A questão das florestas também foi abordada numa das conferências do Fórum Social Mundial, como parte de um tema mais amplo: “O deslocamento induzido pelo desenvolvimento. Perspectivas e estratégias” (1).
Todos os oradores ressaltaram a relação existente entre o chamado desenvolvimento e o deslocamento – forçado ou “voluntário” – dos moradores locais atingidos por projetos de “desenvolvimento”. Atividades como a extração de madeira, barragens, plantações, mineração, áreas protegidas e turismo deram no mesmo resultado: a apropriação de terras e recursos pertencentes às comunidades locais e o deslocamento de milhões de pessoas atingidas por esses projetos.
Esclareceu-se também que os problemas apresentados não eram casos isolados; pelo contrário, repetiam-se na maioria – se não em todos – dos países do Sul: barragens destruindo florestas e formas de sustento de povos locais numa infinidade de países, da Índia ao Brasil; a extração de madeira trazendo os mesmos resultados tanto na África quanto na América Latina e na Ásia; uma mineração igualmente prejudicial na África do Sul e nas Filipinas. Portanto, os países mencionados são apenas “casos” num vasto mar de destruição que abrange todo o Sul.
Dentre os casos apresentados, achamos pertinente salientar os impactos menos conhecidos do turismo em florestas litorâneas e recursos pesqueiros. Um dos oradores (Hare Krishna Devnath, líder do Movimento de Pescadores) começou dizendo que “montanhas, mares e florestas atraem as pessoas” e que os mesmos “são entregues ao turismo para proporcionar prazer a quem dispõe de dinheiro e tempo para curtir”. Contudo, para tornar isso possível, “os pescadores são deslocados desses locais”. Particularmente, nas últimas duas décadas, em “países como a Malásia, a Indonésia, a Tailândia e a Índia, o turismo tem deslocado vários milhares de pescadores de suas florestas, sendo que as terras foram entregues à grande indústria”. Visto que o turismo virou indústria mundial, esse tipo de “desenvolvimento” constitui uma importante ameaça contra numerosas comunidades no mundo todo.
Assim, o chamado “desenvolvimento” é positivo para uns poucos e negativo para a maioria. No caso das florestas, ele implica o deslocamento dos povos que moram nelas, em benefício das empresas que provocam sua destruição.

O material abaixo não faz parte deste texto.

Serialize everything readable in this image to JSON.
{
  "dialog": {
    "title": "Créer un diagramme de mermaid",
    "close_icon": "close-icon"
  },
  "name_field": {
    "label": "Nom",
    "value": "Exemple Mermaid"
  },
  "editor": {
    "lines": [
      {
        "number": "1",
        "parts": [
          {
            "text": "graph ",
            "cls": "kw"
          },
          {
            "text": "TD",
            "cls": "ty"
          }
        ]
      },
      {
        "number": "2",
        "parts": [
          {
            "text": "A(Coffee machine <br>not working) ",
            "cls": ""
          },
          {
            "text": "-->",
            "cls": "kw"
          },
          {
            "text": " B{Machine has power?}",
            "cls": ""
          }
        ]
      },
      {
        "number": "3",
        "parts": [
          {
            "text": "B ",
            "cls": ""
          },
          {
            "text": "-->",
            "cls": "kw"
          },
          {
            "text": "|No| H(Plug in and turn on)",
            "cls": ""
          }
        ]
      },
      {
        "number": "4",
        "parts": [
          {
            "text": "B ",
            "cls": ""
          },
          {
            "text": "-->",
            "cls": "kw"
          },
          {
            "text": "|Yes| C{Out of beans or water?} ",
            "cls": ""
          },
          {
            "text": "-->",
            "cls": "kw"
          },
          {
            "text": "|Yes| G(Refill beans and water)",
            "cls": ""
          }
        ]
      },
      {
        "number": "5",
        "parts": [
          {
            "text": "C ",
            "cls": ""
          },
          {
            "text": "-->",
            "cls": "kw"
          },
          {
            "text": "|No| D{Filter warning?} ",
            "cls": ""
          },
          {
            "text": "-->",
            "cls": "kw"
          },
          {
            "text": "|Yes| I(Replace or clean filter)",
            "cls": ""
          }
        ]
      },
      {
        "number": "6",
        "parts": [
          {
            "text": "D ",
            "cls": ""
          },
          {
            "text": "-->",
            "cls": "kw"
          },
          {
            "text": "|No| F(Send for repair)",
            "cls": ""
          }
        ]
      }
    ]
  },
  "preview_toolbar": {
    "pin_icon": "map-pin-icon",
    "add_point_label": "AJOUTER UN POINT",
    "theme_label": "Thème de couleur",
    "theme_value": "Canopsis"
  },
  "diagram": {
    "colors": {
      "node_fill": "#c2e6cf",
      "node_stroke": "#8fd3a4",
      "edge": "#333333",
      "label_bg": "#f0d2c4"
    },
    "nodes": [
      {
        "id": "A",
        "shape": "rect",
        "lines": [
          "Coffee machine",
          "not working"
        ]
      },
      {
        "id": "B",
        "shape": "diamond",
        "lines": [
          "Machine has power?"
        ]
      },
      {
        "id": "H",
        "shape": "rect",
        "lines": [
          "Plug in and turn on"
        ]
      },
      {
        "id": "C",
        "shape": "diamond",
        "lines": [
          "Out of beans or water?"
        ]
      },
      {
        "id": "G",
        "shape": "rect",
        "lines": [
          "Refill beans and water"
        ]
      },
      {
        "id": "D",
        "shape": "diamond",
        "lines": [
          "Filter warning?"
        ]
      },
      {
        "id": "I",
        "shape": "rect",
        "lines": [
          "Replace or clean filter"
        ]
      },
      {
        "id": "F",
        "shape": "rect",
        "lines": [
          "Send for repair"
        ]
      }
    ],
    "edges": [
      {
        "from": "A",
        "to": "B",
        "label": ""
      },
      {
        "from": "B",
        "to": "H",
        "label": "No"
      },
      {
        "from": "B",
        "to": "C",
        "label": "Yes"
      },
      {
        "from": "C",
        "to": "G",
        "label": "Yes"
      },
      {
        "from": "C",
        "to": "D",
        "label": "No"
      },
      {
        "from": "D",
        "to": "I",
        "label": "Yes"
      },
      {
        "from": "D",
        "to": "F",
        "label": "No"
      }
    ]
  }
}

Foi demonstrado também que a denominada conservação traz graves problemas para as comunidades das florestas – inclusive, o despejo forçado –, além de não abordar as causas verdadeiras do desmatamento, profundamente enraizadas no modelo de desenvolvimento dominante.
Nesse contexto, foi importante contribuir com idéias, a fim de avançar no questionamento tanto do modelo de desenvolvimento dominante quanto da sua “solução” impopular à questão da conservação.
Nessa conferência, pois, foi oficialmente lançada a Iniciativa de Mumbai para as Florestas, como forma simbólica de salientar o aspecto social do desmatamento e a conservação das florestas, cabendo ressaltar o fato dela ter surgido no contexto de um Fórum Social Mundial.
(1) Organizada por: National Alliance of People’s Movements, Índia; Movimento dos Atingidos por Barragens (MAB), Brasil; Anti Privatization Forum, África do Sul; Focus on the Global South, Filipinas; Lokayan; National Forum of Forest People and Forest Workers; Mines, Minerals and People; Narmada Bachao Andolan; Delhi Forum, Índia; e Movimento Mundial pelas Florestas Tropicais. Painelistas: Smithu Kothari de Lokayan, diretor do programa Seeds of Hope and Tribal Self Rule; Trevor Nwane, Anti Privatization Forum, África do Sul; Indu Netam, Mines, Minerals and People, Índia; José Josevaldo de Oliveira, Movimento dos Atingidos por Barragens (MAB), Brasil; Hare Krishna Devnath, líder do Movimento de Pescadores; Ricardo Carrere, Movimento Mundial pelas Florestas Tropicais, Uruguai; Ashok Choudari, National Forum of Forest People and Forest Workers, Índia; Walden Bello, Focus on the Global South, Filipinas; e Medha Patkar, National Alliance of People’s Movements, Índia.